The ATM Industry Association is calling for an extension to the April 19 deadline when ATM owners and operators are scheduled to become responsible for foreign transaction fraud, arguing the EMV migration timeline for the ATM industry should mirror the longer deadlines placed on merchants and retail point of sale.
“[I]n order to avoid a chaotic, inefficient and premature migration to EMV in the U.S., which will inevitably result in uneven and unsatisfactory service to foreign cardholders using U.S. ATMs, ATMIA calls upon the global payment networks to synchronize their liability shifts and their requirements, to clear up all confusion and uncertainty and to allow ATM operators sufficient time to get ready,” David Tente ATMIA’s executive director, wrote in an open letter published March 8.

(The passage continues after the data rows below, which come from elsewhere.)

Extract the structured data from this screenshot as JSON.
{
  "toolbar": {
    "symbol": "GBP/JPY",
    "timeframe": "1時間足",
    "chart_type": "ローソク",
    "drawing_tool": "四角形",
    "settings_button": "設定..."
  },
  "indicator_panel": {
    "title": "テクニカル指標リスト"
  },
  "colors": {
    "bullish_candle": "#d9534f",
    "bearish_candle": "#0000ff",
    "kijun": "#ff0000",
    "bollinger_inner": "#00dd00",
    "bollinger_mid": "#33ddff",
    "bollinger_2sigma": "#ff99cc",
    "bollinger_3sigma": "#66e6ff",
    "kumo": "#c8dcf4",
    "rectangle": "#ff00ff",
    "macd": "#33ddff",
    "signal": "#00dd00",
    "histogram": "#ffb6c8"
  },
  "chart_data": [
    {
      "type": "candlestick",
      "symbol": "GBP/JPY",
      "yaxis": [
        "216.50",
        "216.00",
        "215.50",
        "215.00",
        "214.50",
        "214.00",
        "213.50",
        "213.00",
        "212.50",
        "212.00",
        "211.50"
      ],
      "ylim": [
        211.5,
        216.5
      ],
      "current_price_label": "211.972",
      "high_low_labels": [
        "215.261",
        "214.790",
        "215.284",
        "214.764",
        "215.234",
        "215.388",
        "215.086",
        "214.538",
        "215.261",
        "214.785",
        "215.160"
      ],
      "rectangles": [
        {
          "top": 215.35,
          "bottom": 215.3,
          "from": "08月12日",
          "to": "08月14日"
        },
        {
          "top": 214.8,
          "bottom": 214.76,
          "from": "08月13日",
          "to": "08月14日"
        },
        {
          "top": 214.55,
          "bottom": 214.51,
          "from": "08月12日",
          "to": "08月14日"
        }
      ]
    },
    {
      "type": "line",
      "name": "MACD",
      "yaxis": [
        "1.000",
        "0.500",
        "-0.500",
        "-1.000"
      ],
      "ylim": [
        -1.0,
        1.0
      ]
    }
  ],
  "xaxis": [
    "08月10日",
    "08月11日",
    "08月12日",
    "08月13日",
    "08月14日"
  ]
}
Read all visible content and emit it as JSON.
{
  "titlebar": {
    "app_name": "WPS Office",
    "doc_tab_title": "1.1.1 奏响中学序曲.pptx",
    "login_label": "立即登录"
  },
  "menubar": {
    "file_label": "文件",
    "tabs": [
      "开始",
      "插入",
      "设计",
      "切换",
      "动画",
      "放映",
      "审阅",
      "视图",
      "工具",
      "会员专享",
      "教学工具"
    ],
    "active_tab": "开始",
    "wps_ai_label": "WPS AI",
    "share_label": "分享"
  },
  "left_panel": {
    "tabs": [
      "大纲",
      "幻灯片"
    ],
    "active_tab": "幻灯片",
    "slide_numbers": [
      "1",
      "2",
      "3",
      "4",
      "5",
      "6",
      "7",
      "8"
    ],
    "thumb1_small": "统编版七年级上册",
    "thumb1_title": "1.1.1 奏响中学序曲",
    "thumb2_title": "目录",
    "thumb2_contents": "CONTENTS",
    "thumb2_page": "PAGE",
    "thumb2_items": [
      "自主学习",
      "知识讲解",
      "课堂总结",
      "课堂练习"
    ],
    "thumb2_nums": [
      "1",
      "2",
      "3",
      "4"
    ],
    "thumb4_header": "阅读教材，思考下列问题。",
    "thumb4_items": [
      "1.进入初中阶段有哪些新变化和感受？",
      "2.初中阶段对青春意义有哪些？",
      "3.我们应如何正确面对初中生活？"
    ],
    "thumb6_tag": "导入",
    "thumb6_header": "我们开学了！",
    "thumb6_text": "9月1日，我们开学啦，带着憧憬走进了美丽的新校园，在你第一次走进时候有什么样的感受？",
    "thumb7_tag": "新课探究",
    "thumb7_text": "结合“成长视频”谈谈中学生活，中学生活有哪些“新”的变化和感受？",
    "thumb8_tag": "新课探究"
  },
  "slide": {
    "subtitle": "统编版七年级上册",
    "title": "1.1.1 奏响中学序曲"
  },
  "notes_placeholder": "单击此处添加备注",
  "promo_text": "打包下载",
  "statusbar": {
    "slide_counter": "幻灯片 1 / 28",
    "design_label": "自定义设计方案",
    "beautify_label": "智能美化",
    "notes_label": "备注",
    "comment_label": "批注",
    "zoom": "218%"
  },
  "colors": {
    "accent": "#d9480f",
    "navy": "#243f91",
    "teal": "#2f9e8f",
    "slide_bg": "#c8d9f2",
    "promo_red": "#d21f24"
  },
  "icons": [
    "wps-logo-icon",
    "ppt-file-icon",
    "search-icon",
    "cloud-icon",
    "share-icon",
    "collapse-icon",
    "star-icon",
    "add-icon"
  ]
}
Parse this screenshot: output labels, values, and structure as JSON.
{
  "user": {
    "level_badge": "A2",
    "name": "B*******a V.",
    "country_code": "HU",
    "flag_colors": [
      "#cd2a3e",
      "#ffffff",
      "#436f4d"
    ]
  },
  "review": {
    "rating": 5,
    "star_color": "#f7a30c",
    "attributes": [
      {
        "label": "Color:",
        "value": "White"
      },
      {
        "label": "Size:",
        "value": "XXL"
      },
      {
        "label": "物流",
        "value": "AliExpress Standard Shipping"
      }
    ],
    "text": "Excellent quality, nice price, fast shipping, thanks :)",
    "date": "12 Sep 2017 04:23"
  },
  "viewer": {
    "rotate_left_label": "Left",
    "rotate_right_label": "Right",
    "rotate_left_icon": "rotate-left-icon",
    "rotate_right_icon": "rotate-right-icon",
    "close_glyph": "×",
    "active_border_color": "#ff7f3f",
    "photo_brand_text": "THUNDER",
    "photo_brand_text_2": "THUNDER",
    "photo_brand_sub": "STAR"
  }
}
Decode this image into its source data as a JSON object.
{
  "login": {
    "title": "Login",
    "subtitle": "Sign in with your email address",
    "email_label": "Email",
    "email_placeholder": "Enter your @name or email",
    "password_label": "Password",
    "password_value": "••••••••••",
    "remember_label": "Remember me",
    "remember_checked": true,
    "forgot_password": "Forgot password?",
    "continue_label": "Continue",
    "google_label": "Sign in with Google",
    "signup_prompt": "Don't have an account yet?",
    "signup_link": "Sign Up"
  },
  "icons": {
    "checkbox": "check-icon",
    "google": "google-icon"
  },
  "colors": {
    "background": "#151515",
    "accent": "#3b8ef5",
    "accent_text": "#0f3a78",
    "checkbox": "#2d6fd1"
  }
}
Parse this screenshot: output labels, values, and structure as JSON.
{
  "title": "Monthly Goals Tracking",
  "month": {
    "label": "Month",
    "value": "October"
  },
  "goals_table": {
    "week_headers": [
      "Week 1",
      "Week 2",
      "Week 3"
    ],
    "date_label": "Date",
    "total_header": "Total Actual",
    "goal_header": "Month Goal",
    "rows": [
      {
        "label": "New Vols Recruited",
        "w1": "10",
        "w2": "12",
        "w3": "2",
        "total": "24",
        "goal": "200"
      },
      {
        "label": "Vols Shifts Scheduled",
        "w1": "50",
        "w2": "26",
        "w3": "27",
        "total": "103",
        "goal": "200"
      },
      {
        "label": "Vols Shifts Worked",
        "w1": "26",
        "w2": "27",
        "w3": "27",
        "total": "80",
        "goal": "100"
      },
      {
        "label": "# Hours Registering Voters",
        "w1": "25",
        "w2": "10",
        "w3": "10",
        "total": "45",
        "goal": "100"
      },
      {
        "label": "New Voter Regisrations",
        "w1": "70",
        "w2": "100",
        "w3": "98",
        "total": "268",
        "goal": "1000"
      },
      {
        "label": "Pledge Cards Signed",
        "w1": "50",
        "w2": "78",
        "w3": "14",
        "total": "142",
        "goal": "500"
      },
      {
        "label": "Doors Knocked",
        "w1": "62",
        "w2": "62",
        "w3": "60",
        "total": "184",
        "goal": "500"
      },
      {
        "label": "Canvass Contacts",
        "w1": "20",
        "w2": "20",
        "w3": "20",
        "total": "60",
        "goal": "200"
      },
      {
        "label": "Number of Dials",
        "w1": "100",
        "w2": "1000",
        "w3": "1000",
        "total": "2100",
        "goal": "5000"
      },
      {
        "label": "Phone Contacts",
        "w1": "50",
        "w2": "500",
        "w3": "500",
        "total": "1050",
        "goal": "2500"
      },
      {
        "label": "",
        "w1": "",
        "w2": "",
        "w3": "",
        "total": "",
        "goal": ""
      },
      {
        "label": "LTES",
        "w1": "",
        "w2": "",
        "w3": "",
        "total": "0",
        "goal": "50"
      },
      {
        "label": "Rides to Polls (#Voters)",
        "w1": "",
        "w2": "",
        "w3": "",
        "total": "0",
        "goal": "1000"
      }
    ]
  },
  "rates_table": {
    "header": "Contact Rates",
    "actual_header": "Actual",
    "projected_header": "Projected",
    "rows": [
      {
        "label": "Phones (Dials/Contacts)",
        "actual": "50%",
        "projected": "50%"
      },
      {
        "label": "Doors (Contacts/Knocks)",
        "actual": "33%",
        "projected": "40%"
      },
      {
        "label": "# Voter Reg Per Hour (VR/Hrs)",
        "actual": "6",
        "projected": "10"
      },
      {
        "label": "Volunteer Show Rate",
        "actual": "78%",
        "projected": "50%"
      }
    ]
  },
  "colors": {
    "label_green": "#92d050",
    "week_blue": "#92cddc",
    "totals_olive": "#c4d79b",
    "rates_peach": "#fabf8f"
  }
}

According to the Sioux Falls, S.D.-based trade association, payments networks, including the debit and credit card networks, have yet to finalize technical specifications for EMV debit transactions that can be deployed by the ATM industry and meet various regulatory requirements, including Durbin Amendment regulations in the Dodd-Frank banking bill. ATMIA also contends that the EMV migration roadmaps for merchants that have been laid out by the payment networks are more consistent than those put in place for the ATM industry.
“[W]e are unaware of any ATMs which will be processing EMV transactions in the U.S. by April 19, 2013,” the letter reads. “Although some of our members operate tens of thousands of ATMs, no ATM operator or processor seems to be even remotely ready for this deadline.”
The letter follows a similar request that the National ATM Council made in February.